Oleh: Annas Rolli Muchlisin
CSSMoRA UIN Sunan Kalijaga
Dalam
al-Dzariyat [52]: 49, Allah berfirman yang artinya “dan setiap sesuatu Kami
ciptakan berpasang-pasangan agar kamu mengingat (kebesaran Allah)”. Secara
jelas ayat tersebut menegaskan bahwa segala sesuatu di dunia ini memiliki pasangan
– sebagai konsekuensi yang tunggal hanya Allah (tauhid). Makanya buat para
jomblo nih, gak usah ngenes-ngenes banget, yakin sudah ada pasangan terbaik
untukmu, cieee. Tulisan ini tidak akan membahas hiburan buat para jomblo
seperti itu, tetapi kita akan membahas hal yang lebih substansial.
Contoh
sederhana dari penjelasan ayat di atas adalah bahwa setiap anggota tubuh kita
memiliki pasangan. Ada dua mata untuk menatap kehidupan, dua telinga untuk
mendengar melodi suara, dua tangan untuk melakukan aktivitas, dan dua kaki
untuk menjajaki bumi Allah. Tetapi pernahkah kita berfikir apa pasangan dari
akal kita? Apakah akal kita jomblo? Hihi
Allah
membekali kita akal untuk berpikir. Kekuatan akal terletak pada kemampuan
analitisnya. Kita mampu melihat ketepatan atau kecacatan dari suatu ungkapan
dengan potensi akal. Ya, akal yang terlatih membuat kita mampu melontarkan
berbagai macam kritik terhadap pendapat yang kita anggap kurang tepat dari
seseorang. Tetapi sekali lagi, apakah akal kita jomblo?
Saya
rasa tidak. Akal harus memiliki pasangan yang dapat melengkapinya. Dalam
tradisi pemikiran Islam, akal harus dilengkapi oleh wahyu. Bagaimana mungkin
kita dapat mengenal Tuhan hanya dengan mengandalkan akal dan menegasikan wahyu?

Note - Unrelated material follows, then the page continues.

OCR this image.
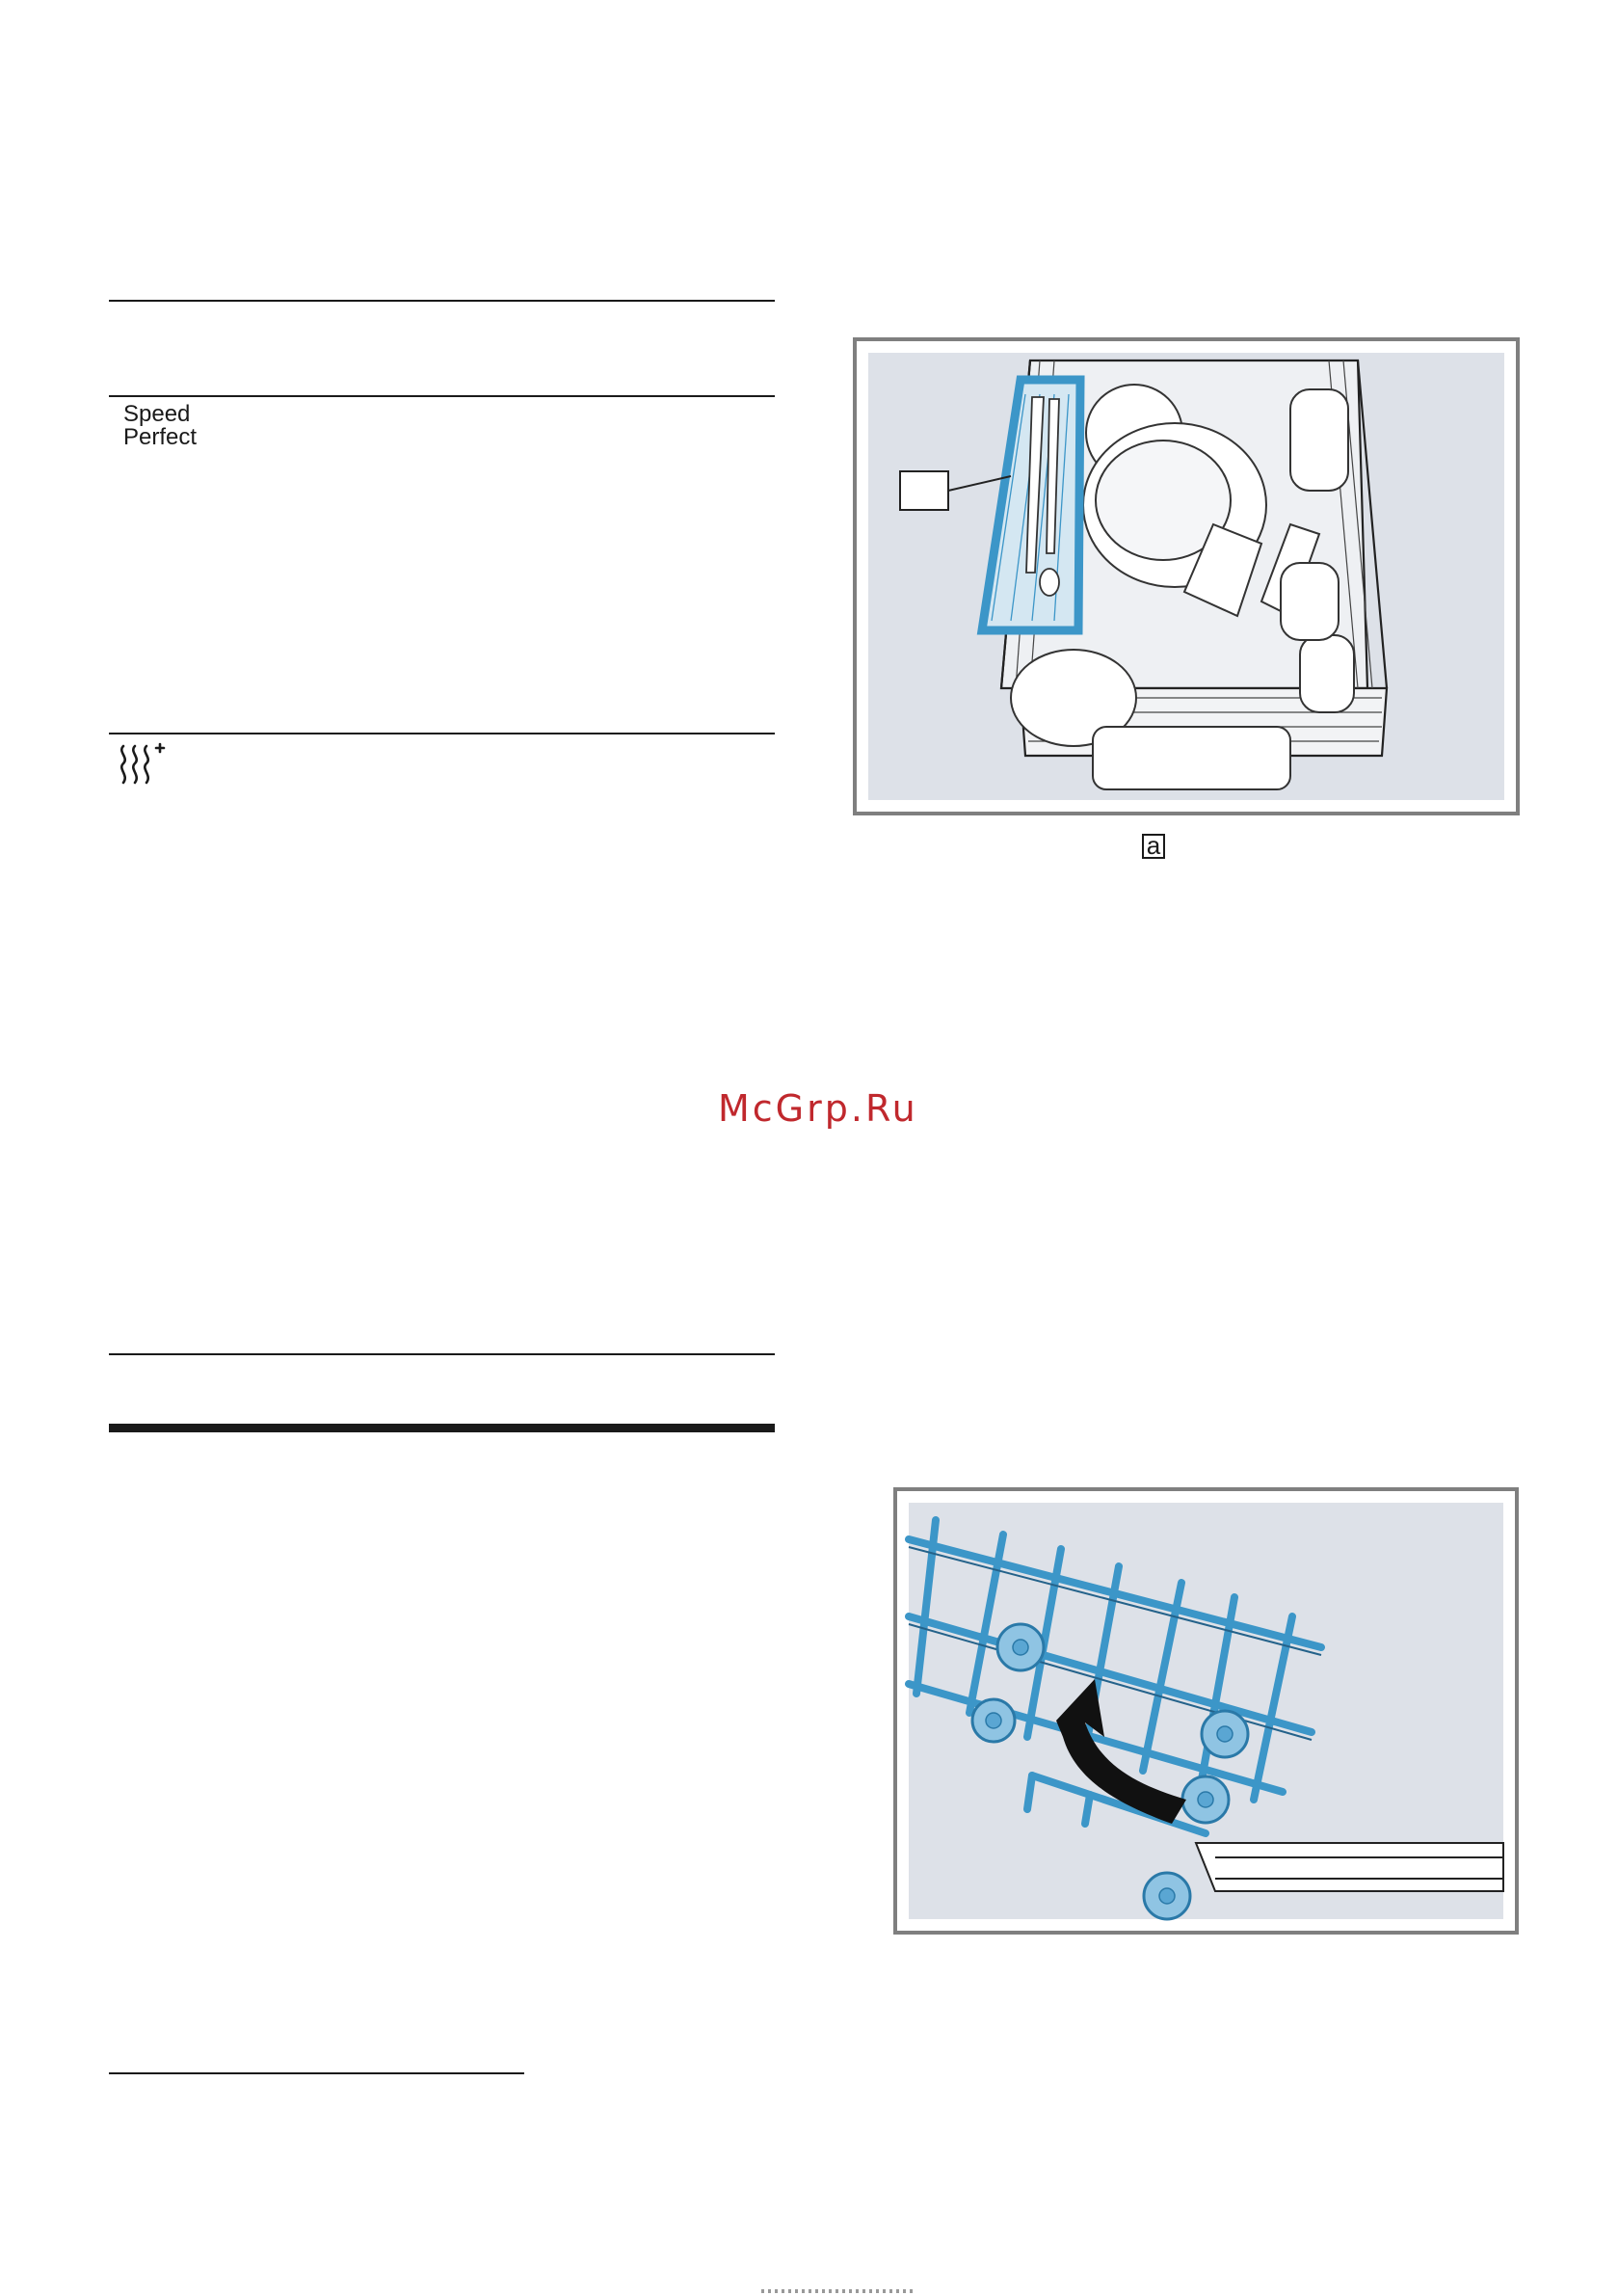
Speed
Perfect
a
McGrp.Ru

Tetapi kali ini saya mencoba melihat dari sisi lain, yaitu dari sisi
“kepemilikan kita”. Kita memiliki akal tetapi tidak memiliki wahyu. Meskipun
wahyu kepada Nabi telah tertulis dalam lembaran al-Qur’an dan hadis, tetapi
pemahaman kita terhadapnya tidaklah berdasarkan bimbingan wahyu. Nah, lagi-lagi
apakah akal kita jomblo?
Tentu
tidak. Allah membekali kita hati yang dapat menjadi alat kontrol bagi akal.
Dengan kemampuan akal, kita bisa saja mengkritik semua orang yang berbeda
pendapat dengan kita. Kita bisa saja menyalahkan orang lain dengan
argumentasi-argumentasi kita yang kuat. Tetapi hati berbisik: “sampaikanlah
kritikanmu dengan sopan, jangan menyalah-nyalahkan apalagi membenci”. Saya
sering membaca kritikan sebagian orang-orang pintar baik terhadap habib Rezieq
maupun kiai Said Aqil, dalam beberapa pandangan saya setuju dengan kritikan mereka, tetapi cara
penyampaian mereka terkesan menghakimi. Akhirnya sebagian pengikut yang terhakimi
membalas dengan tuduhan serupa, dan begitu seterusnya. Akhirnya ribut lagi,
saling cakar berebut benar.
Disinilah kita harus mengaktifkan hati dalam mengontrol akal. Keduanya adalah
pasangan. Apabila para filosof mengatakan manusia adalah makhluk berfikir (hayawān
nāṭiq), maka saya akan mengatakan bahwa manusia adalah makhluk berfikir dan
berhati.
Mampukah
kita melihat cahaya secara lebih utuh hanya dengan menggunakan satu mata?